The Health Information and Quality Authority (HIQA) has today published advice that any change to the 14-day period of restricted movements for close contacts should remain in place.

The National Public Health Emergency team (Nphet) asked HIQA to undertake an examination to identify if the current period of14 days should remain.


HIQA said it examined the available evidence on the incubation period (the time from exposure to symptom onset) of Covid-19.

Their review concluded that in the absence of testing, a 14-day period of restriction of movements is likely to capture 95 per cent of individuals who will become symptomatic.

Dr Máirín Ryan, HIQA’s director of Health Technology Assessment and deputy chief executive, said: “Without changes to the current testing strategy, we advised NPHET that the 14-day period of restriction of movements should remain.

Community transmission

"It is essential that people who are exposed or potentially exposed to Covid-19 restrict their movements to minimise community transmission as it has been shown that people with no symptoms can spread the infection.”


Nphet also asked HIQA to explore the potential impact of testing to reduce the period of restricted movements for close contacts of a Covid-19 case from 14 days.

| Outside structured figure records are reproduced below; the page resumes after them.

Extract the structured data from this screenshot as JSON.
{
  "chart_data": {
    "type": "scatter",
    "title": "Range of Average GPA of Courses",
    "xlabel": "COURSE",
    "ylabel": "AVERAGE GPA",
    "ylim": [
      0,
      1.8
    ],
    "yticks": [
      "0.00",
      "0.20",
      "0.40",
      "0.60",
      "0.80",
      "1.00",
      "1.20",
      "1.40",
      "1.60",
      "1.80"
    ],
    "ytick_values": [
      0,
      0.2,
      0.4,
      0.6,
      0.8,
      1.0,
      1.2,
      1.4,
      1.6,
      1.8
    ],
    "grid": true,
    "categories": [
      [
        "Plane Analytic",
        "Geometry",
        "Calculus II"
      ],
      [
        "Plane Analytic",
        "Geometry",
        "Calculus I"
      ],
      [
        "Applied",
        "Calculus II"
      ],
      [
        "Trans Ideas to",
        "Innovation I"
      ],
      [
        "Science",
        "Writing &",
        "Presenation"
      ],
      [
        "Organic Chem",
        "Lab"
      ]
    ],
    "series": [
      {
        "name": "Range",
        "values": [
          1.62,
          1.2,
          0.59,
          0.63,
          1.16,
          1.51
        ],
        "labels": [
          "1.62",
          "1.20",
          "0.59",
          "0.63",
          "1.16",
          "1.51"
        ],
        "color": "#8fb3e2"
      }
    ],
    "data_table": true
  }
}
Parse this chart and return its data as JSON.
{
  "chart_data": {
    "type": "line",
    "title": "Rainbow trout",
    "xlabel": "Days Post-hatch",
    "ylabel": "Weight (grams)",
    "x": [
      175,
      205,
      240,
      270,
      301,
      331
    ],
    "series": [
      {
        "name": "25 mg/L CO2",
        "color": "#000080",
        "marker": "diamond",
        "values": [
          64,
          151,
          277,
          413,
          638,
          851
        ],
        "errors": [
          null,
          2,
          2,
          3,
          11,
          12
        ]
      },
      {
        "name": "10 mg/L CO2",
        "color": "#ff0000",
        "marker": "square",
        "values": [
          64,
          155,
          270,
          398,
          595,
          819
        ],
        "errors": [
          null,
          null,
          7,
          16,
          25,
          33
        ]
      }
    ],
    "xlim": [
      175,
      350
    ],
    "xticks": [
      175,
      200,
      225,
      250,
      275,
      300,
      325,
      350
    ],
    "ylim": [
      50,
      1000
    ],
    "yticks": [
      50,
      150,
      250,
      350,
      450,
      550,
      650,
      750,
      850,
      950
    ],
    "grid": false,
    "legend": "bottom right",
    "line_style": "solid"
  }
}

They said that based on a modelling exercise, they concluded that any testing strategy to reduce the period of restricted movements from 14 days presents an increased risk of transmission.

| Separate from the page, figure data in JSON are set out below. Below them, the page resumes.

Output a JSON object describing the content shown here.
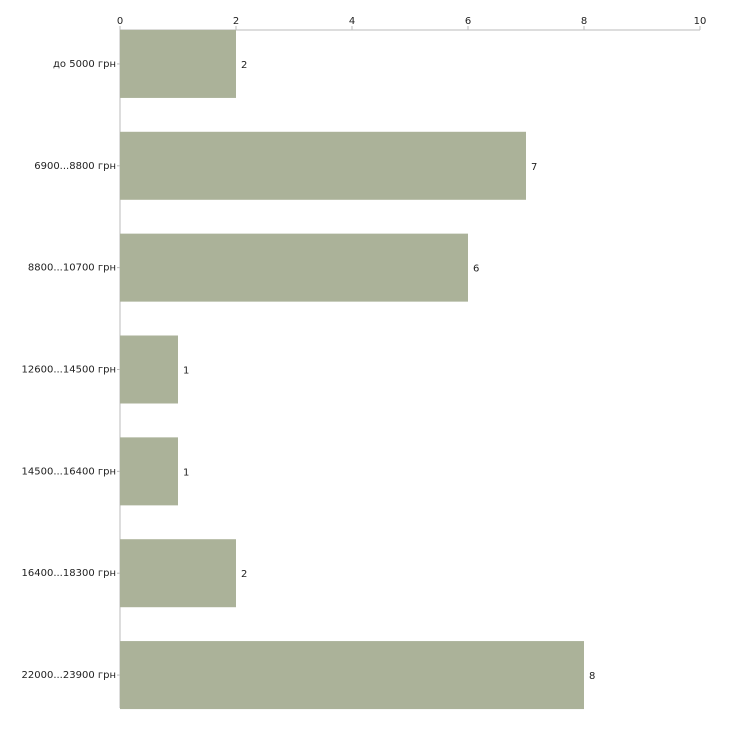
{
  "chart_data": {
    "type": "bar",
    "orientation": "horizontal",
    "categories": [
      "до 5000 грн",
      "6900...8800 грн",
      "8800...10700 грн",
      "12600...14500 грн",
      "14500...16400 грн",
      "16400...18300 грн",
      "22000...23900 грн"
    ],
    "values": [
      2,
      7,
      6,
      1,
      1,
      2,
      8
    ],
    "color": "#abb299",
    "xlim": [
      0,
      10
    ],
    "xticks": [
      0,
      2,
      4,
      6,
      8,
      10
    ],
    "grid": false
  }
}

HIQA said that an increased risk in transmission may not be acceptable when considering current levels of community transmission in Ireland.

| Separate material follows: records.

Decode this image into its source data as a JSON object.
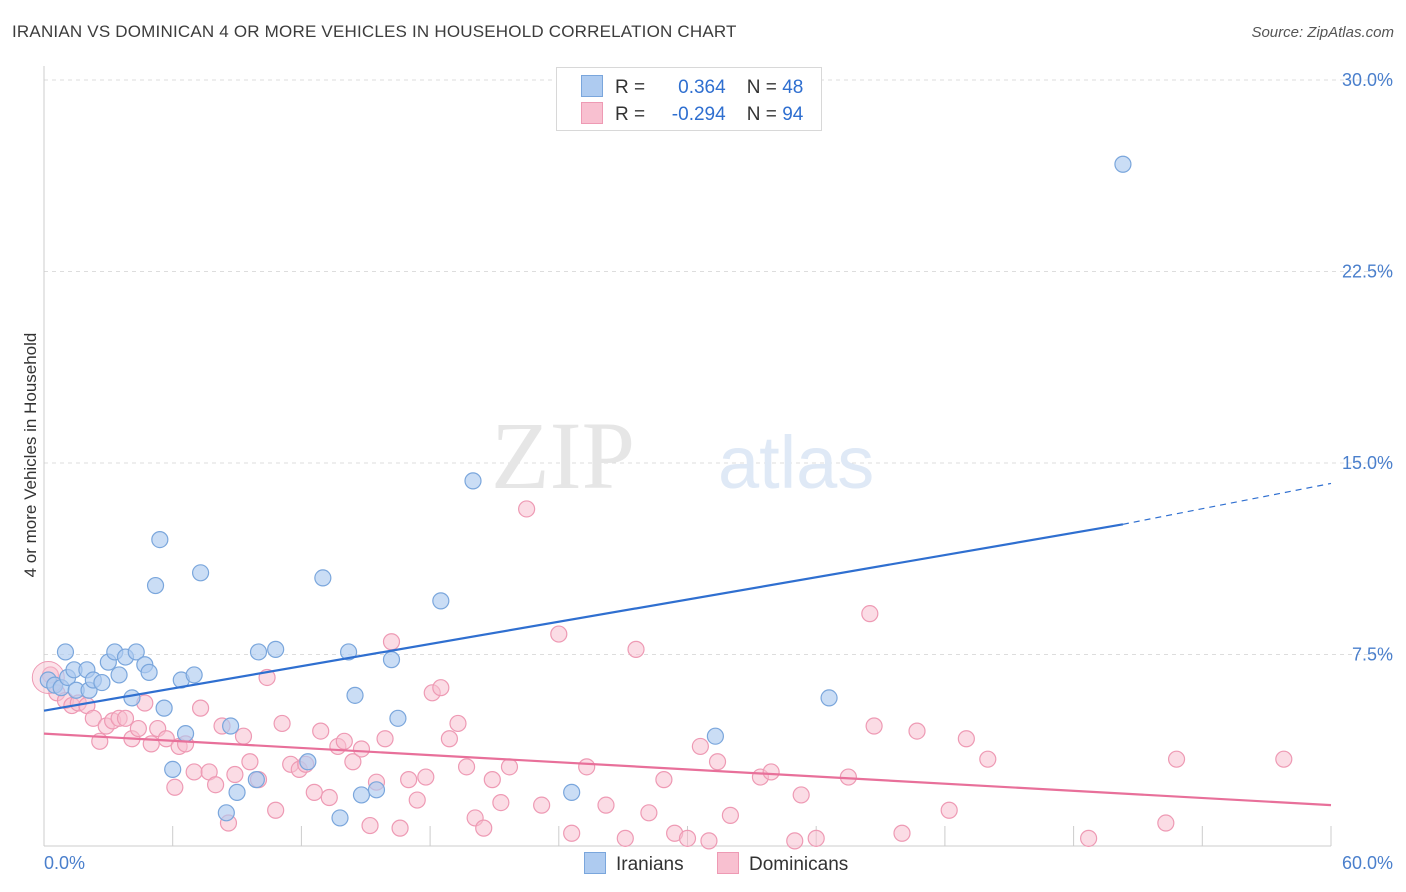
{
  "title": "IRANIAN VS DOMINICAN 4 OR MORE VEHICLES IN HOUSEHOLD CORRELATION CHART",
  "source": "Source: ZipAtlas.com",
  "watermark": {
    "zip": "ZIP",
    "atlas": "atlas"
  },
  "legend": {
    "r_label": "R =",
    "n_label": "N =",
    "iranians": {
      "r": "0.364",
      "n": "48"
    },
    "dominicans": {
      "r": "-0.294",
      "n": "94"
    }
  },
  "bottom_legend": {
    "iranians": "Iranians",
    "dominicans": "Dominicans"
  },
  "colors": {
    "iranians_fill": "#aecbf0",
    "iranians_stroke": "#7aa6dc",
    "iranians_line": "#2f6fd0",
    "dominicans_fill": "#f8c0d0",
    "dominicans_stroke": "#ee9ab4",
    "dominicans_line": "#e8709a"
  },
  "chart_data": {
    "type": "scatter",
    "title": "IRANIAN VS DOMINICAN 4 OR MORE VEHICLES IN HOUSEHOLD CORRELATION CHART",
    "xlabel": "",
    "ylabel": "4 or more Vehicles in Household",
    "xlim": [
      0,
      60
    ],
    "ylim": [
      0,
      30
    ],
    "x_tick_labels": [
      "0.0%",
      "60.0%"
    ],
    "y_ticks": [
      7.5,
      15.0,
      22.5,
      30.0
    ],
    "y_tick_labels": [
      "7.5%",
      "15.0%",
      "22.5%",
      "30.0%"
    ],
    "grid": true,
    "series": [
      {
        "name": "Iranians",
        "points": [
          [
            0.2,
            6.5
          ],
          [
            0.5,
            6.3
          ],
          [
            0.8,
            6.2
          ],
          [
            1.0,
            7.6
          ],
          [
            1.1,
            6.6
          ],
          [
            1.4,
            6.9
          ],
          [
            1.5,
            6.1
          ],
          [
            2.0,
            6.9
          ],
          [
            2.1,
            6.1
          ],
          [
            2.3,
            6.5
          ],
          [
            2.7,
            6.4
          ],
          [
            3.0,
            7.2
          ],
          [
            3.3,
            7.6
          ],
          [
            3.5,
            6.7
          ],
          [
            3.8,
            7.4
          ],
          [
            4.1,
            5.8
          ],
          [
            4.3,
            7.6
          ],
          [
            4.7,
            7.1
          ],
          [
            4.9,
            6.8
          ],
          [
            5.2,
            10.2
          ],
          [
            5.4,
            12.0
          ],
          [
            5.6,
            5.4
          ],
          [
            6.0,
            3.0
          ],
          [
            6.4,
            6.5
          ],
          [
            6.6,
            4.4
          ],
          [
            7.0,
            6.7
          ],
          [
            7.3,
            10.7
          ],
          [
            8.5,
            1.3
          ],
          [
            8.7,
            4.7
          ],
          [
            9.0,
            2.1
          ],
          [
            9.9,
            2.6
          ],
          [
            10.0,
            7.6
          ],
          [
            10.8,
            7.7
          ],
          [
            12.3,
            3.3
          ],
          [
            13.0,
            10.5
          ],
          [
            13.8,
            1.1
          ],
          [
            14.2,
            7.6
          ],
          [
            14.5,
            5.9
          ],
          [
            14.8,
            2.0
          ],
          [
            15.5,
            2.2
          ],
          [
            16.2,
            7.3
          ],
          [
            16.5,
            5.0
          ],
          [
            18.5,
            9.6
          ],
          [
            20.0,
            14.3
          ],
          [
            24.6,
            2.1
          ],
          [
            31.3,
            4.3
          ],
          [
            36.6,
            5.8
          ],
          [
            50.3,
            26.7
          ]
        ]
      },
      {
        "name": "Dominicans",
        "points": [
          [
            0.3,
            6.7
          ],
          [
            0.6,
            6.0
          ],
          [
            1.0,
            5.7
          ],
          [
            1.3,
            5.5
          ],
          [
            1.6,
            5.6
          ],
          [
            2.0,
            5.5
          ],
          [
            2.3,
            5.0
          ],
          [
            2.6,
            4.1
          ],
          [
            2.9,
            4.7
          ],
          [
            3.2,
            4.9
          ],
          [
            3.5,
            5.0
          ],
          [
            3.8,
            5.0
          ],
          [
            4.1,
            4.2
          ],
          [
            4.4,
            4.6
          ],
          [
            4.7,
            5.6
          ],
          [
            5.0,
            4.0
          ],
          [
            5.3,
            4.6
          ],
          [
            5.7,
            4.2
          ],
          [
            6.1,
            2.3
          ],
          [
            6.3,
            3.9
          ],
          [
            6.6,
            4.0
          ],
          [
            7.0,
            2.9
          ],
          [
            7.3,
            5.4
          ],
          [
            7.7,
            2.9
          ],
          [
            8.0,
            2.4
          ],
          [
            8.3,
            4.7
          ],
          [
            8.6,
            0.9
          ],
          [
            8.9,
            2.8
          ],
          [
            9.3,
            4.3
          ],
          [
            9.6,
            3.3
          ],
          [
            10.0,
            2.6
          ],
          [
            10.4,
            6.6
          ],
          [
            10.8,
            1.4
          ],
          [
            11.1,
            4.8
          ],
          [
            11.5,
            3.2
          ],
          [
            11.9,
            3.0
          ],
          [
            12.2,
            3.2
          ],
          [
            12.6,
            2.1
          ],
          [
            12.9,
            4.5
          ],
          [
            13.3,
            1.9
          ],
          [
            13.7,
            3.9
          ],
          [
            14.0,
            4.1
          ],
          [
            14.4,
            3.3
          ],
          [
            14.8,
            3.8
          ],
          [
            15.2,
            0.8
          ],
          [
            15.5,
            2.5
          ],
          [
            15.9,
            4.2
          ],
          [
            16.2,
            8.0
          ],
          [
            16.6,
            0.7
          ],
          [
            17.0,
            2.6
          ],
          [
            17.4,
            1.8
          ],
          [
            17.8,
            2.7
          ],
          [
            18.1,
            6.0
          ],
          [
            18.5,
            6.2
          ],
          [
            18.9,
            4.2
          ],
          [
            19.3,
            4.8
          ],
          [
            19.7,
            3.1
          ],
          [
            20.1,
            1.1
          ],
          [
            20.5,
            0.7
          ],
          [
            20.9,
            2.6
          ],
          [
            21.3,
            1.7
          ],
          [
            21.7,
            3.1
          ],
          [
            22.5,
            13.2
          ],
          [
            23.2,
            1.6
          ],
          [
            24.0,
            8.3
          ],
          [
            24.6,
            0.5
          ],
          [
            25.3,
            3.1
          ],
          [
            26.2,
            1.6
          ],
          [
            27.1,
            0.3
          ],
          [
            27.6,
            7.7
          ],
          [
            28.2,
            1.3
          ],
          [
            28.9,
            2.6
          ],
          [
            29.4,
            0.5
          ],
          [
            30.0,
            0.3
          ],
          [
            30.6,
            3.9
          ],
          [
            31.0,
            0.2
          ],
          [
            31.4,
            3.3
          ],
          [
            32.0,
            1.2
          ],
          [
            33.4,
            2.7
          ],
          [
            33.9,
            2.9
          ],
          [
            35.0,
            0.2
          ],
          [
            35.3,
            2.0
          ],
          [
            36.0,
            0.3
          ],
          [
            37.5,
            2.7
          ],
          [
            38.5,
            9.1
          ],
          [
            38.7,
            4.7
          ],
          [
            40.0,
            0.5
          ],
          [
            40.7,
            4.5
          ],
          [
            42.2,
            1.4
          ],
          [
            43.0,
            4.2
          ],
          [
            44.0,
            3.4
          ],
          [
            48.7,
            0.3
          ],
          [
            52.3,
            0.9
          ],
          [
            52.8,
            3.4
          ],
          [
            57.8,
            3.4
          ]
        ]
      }
    ],
    "trendlines": [
      {
        "series": "Iranians",
        "solid_from": [
          0,
          5.3
        ],
        "solid_to": [
          50.3,
          12.6
        ],
        "dashed_to": [
          60,
          14.2
        ]
      },
      {
        "series": "Dominicans",
        "from": [
          0,
          4.4
        ],
        "to": [
          60,
          1.6
        ]
      }
    ]
  }
}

Dr Ryan added “If, at a later stage in the response, changes are made to the current testing strategy for those restricting movements, these changes need to come with a clear communication strategy.

"It is important that people understand the reasons for the two tests and the implications of receiving a ‘not detected’ first test result, as many people at this early stage may still be in the incubation phase of the disease. Irrespective of any changes, it is vital that people continue to adhere to all COVID-19 public health guidance.”